Update shared on 13 Dec 2025
Fair value Decreased 0.85%Analysts have modestly increased their price target on RadNet, citing stronger long term growth and margin expansion prospects highlighted at the recent investor day and reflected in updated fair value estimates rising from about $91.71 to roughly $92.50 per share, alongside reaffirmed expectations for double digit revenue growth and mid teens EBITDA expansion.
Analyst Commentary
Bullish analysts highlight that the updated 2028 targets for double digit revenue growth and margin expansion underpin a durable mid teens EBITDA growth profile, which they view as supportive of further multiple expansion from current levels.
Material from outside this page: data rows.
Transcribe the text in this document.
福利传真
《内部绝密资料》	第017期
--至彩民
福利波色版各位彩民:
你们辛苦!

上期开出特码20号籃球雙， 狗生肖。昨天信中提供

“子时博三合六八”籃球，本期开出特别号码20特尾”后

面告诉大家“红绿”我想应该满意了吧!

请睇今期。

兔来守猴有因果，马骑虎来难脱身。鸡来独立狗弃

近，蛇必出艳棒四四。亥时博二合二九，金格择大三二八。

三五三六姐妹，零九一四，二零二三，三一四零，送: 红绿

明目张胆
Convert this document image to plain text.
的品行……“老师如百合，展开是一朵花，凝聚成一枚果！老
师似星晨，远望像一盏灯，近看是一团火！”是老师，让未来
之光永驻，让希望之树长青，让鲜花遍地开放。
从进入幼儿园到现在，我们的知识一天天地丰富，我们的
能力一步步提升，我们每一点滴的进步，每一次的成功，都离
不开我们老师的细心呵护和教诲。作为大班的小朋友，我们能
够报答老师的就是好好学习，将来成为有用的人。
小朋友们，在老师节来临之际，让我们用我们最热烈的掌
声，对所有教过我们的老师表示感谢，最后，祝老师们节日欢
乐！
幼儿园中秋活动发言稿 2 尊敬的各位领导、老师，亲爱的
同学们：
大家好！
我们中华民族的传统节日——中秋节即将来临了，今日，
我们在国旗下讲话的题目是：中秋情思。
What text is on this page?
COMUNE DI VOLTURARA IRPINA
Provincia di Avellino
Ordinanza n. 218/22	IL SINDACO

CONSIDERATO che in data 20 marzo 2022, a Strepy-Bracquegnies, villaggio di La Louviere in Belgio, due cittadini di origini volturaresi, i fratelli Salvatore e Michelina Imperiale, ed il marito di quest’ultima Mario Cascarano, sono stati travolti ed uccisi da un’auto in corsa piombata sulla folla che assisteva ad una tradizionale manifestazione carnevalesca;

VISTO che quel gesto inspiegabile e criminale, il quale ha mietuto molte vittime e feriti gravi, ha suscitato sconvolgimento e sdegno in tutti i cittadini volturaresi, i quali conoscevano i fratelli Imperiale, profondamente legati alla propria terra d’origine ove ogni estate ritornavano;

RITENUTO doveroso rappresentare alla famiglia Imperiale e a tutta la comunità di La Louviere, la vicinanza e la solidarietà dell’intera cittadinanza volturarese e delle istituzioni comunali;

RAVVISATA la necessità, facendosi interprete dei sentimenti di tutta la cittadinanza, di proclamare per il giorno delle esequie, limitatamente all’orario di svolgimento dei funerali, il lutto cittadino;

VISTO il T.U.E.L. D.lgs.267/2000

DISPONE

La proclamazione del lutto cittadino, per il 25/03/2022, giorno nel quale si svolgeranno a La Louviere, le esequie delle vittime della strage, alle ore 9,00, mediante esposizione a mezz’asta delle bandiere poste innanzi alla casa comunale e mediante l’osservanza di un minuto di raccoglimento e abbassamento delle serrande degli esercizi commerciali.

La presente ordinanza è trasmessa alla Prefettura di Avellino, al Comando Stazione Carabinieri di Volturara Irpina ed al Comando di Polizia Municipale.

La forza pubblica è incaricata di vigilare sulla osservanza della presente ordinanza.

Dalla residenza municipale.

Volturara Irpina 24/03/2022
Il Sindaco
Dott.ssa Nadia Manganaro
They also point to the recent investor day as evidence that RadNet's strategy is gaining traction, with increasingly integrated offerings and strong demand trends reinforcing confidence in both the top line and profitability trajectory.
At the same time, some market participants remain focused on execution risks around scaling these initiatives and the need to deliver against ambitious long term goals to justify the higher fair value estimates.
Bullish Takeaways
- Bullish analysts see the raised long term revenue growth outlook of roughly low teens as a key driver of upside to current valuation, assuming RadNet meets or exceeds its 2028 targets.
- Expected 100 to 150 basis points of margin expansion is viewed as a catalyst for sustained mid teens EBITDA growth, supporting a premium multiple versus diagnostic imaging peers.
- The increasingly interconnected and integrated service offering is seen as strengthening RadNet's competitive moat, improving pricing power and contract wins over time.
- Stronger demand trends and favorable industry tailwinds, such as rising imaging utilization and AI enabled workflows, are cited as factors that could enable RadNet to outperform consensus expectations.
Bearish Takeaways
- Bearish analysts caution that the stock's recent appreciation, combined with higher price targets, leaves less room for error if execution on growth and integration initiatives falls short.
- There are concerns that delivering consistent double digit revenue growth and meaningful margin expansion may require elevated investment, potentially pressuring near term free cash flow.
- Some remain wary that macro or reimbursement headwinds could slow volume growth or offset planned margin gains, limiting the ability to sustain a premium valuation.
- Investors focused on risk note that achieving the outlined mid term financial goals will require effective integration of new technologies and services, leaving limited tolerance for operational missteps.
What's in the News
- RadNet and its DeepHealth subsidiary reported results from the large scale ASSURE study, showing that the AI supported Enhanced Breast Cancer Detection program improved cancer detection rates and delivered equitable performance across racial, ethnic and breast density groups, with a 22.7% boost in detection for women with dense breasts compared with standard 3D mammography (Key Developments, Nature Health).
- The company highlighted that the ASSURE study evaluated more than 557,000 mammograms across 109 community imaging sites in four states, including over 150,000 Black women, addressing a population that faces roughly 40% higher breast cancer mortality in the United States (Key Developments).
- RadNet raised its full year 2025 imaging center segment revenue guidance to a range of $1.90 billion to $1.93 billion, up from $1.85 billion to $1.90 billion, and increased digital health revenue guidance to $85 million to $95 million from $80 million to $90 million (Key Developments).
- The company recently hosted an Analyst and Investor Day, which provided updated long term growth targets and strategic priorities that are informing revised analyst models and valuation frameworks (Key Developments).
Valuation Changes
- Fair Value: risen slightly from approximately $91.71 to about $92.50 per share, reflecting a modest upward revision in long term assumptions.
- Discount Rate: effectively unchanged at about 6.956%, implying a stable risk assessment.
- Revenue Growth: essentially flat, with the long term annual growth assumption at roughly 10.56%.
- Net Profit Margin: stable at about 4.14%, indicating minimal change in profitability expectations.
- Future P/E: fallen slightly from roughly 89.43x to 88.67x, suggesting a modestly lower valuation multiple applied to forward earnings.